Raptors needing medical care are treated at Serrano Animal and Bird Hospital.  “That’s all free stuff,” Dr. Weldy said. “No one pays for it.  We’ve also treated racoons and bobcats, ring-tailed cats and weasels.

“We don’t do small birds.  We work with wildlife biologists, the U.S. Geological Survey and people in mountain lion groups.  Most of the time when wildlife is brought into the practice it’s by Animal Control, and sometimes by good sam[aritan]s.”

Dr. Weldy loves the desert.  “I still go out and hunt reptiles and stuff like that,” he said, “but now I hunt them for photos.  I’m more of a desert person than anything.”

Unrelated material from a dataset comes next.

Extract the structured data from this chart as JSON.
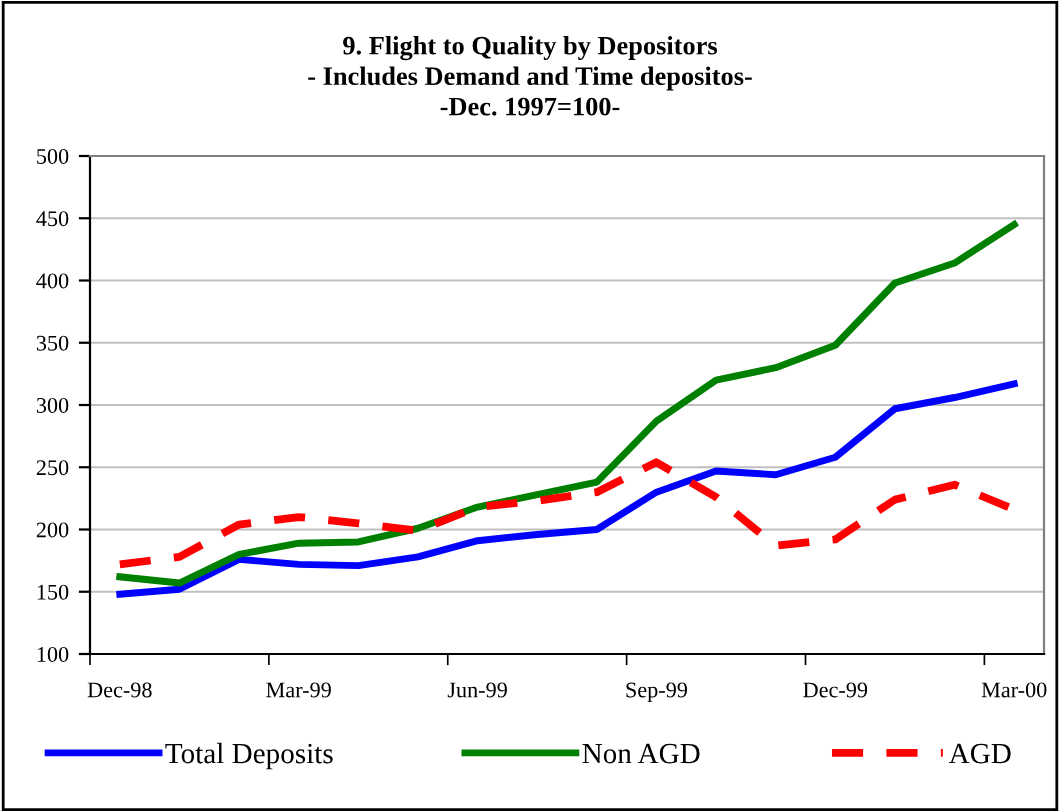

Her loves restoring old cars.  He has a 1961 Volvo that is fully restored and a 1969 Camaro that is nearly restored.  He also has a ’67 Camaro in waiting.  The Volvo is a special car.  It has been in his family since it came off the show room floor.  “My grandmother owned it then.  It later became my first car.”

He loves driving “muscle cars” – and his motorcycle, he said.  He is planning a motorcycle trip to “Bike Week” in Daytona, Fla., with friends in March.  “I have relatives and friends all the way across the southern United States so we’ll see part of the U.S. and spend a couple of weeks doing it,” he said.

Dr. Weldy came to Southern California in 1966.  He earned a BS degree in 1979 and a DVM degree in 1985, both from UC Davis.  He returned to Orange County and El Toro Animal Hospital, where he had worked as a teenager, after he became a doctor. He worked there 10 years before starting his practice in 1996.

The year 2019 has not been a good one for Dr. Weldy.  Wife Marie died of cancer last May – eight days after his mother died.   He has a daughter, Jennifer, 34, who is a registered veterinary technician.  She is teaching at Orange County Veterinary Assistant School in Garden Grove, where she had studied.  His son, Robert, 30, does research work in human neurology.

Besides cars and motorcycles, Dr. Weldy loves travel and scuba diving.  “Almost everything I do is related to animals,” he said.  “There has got to be an animal in it somewhere.”

The Animal Health Foundation’s Cortese – Lippincott Award was created to recognize and honor an individual who has gone above and beyond in making the world a better place for both animals and humans.  The winner of this award has gone above and beyond in community service, service and education of the veterinary community and the human-animal bond.

The award was named in honor of veterinarians Larry Lippincott and Joe Cortese.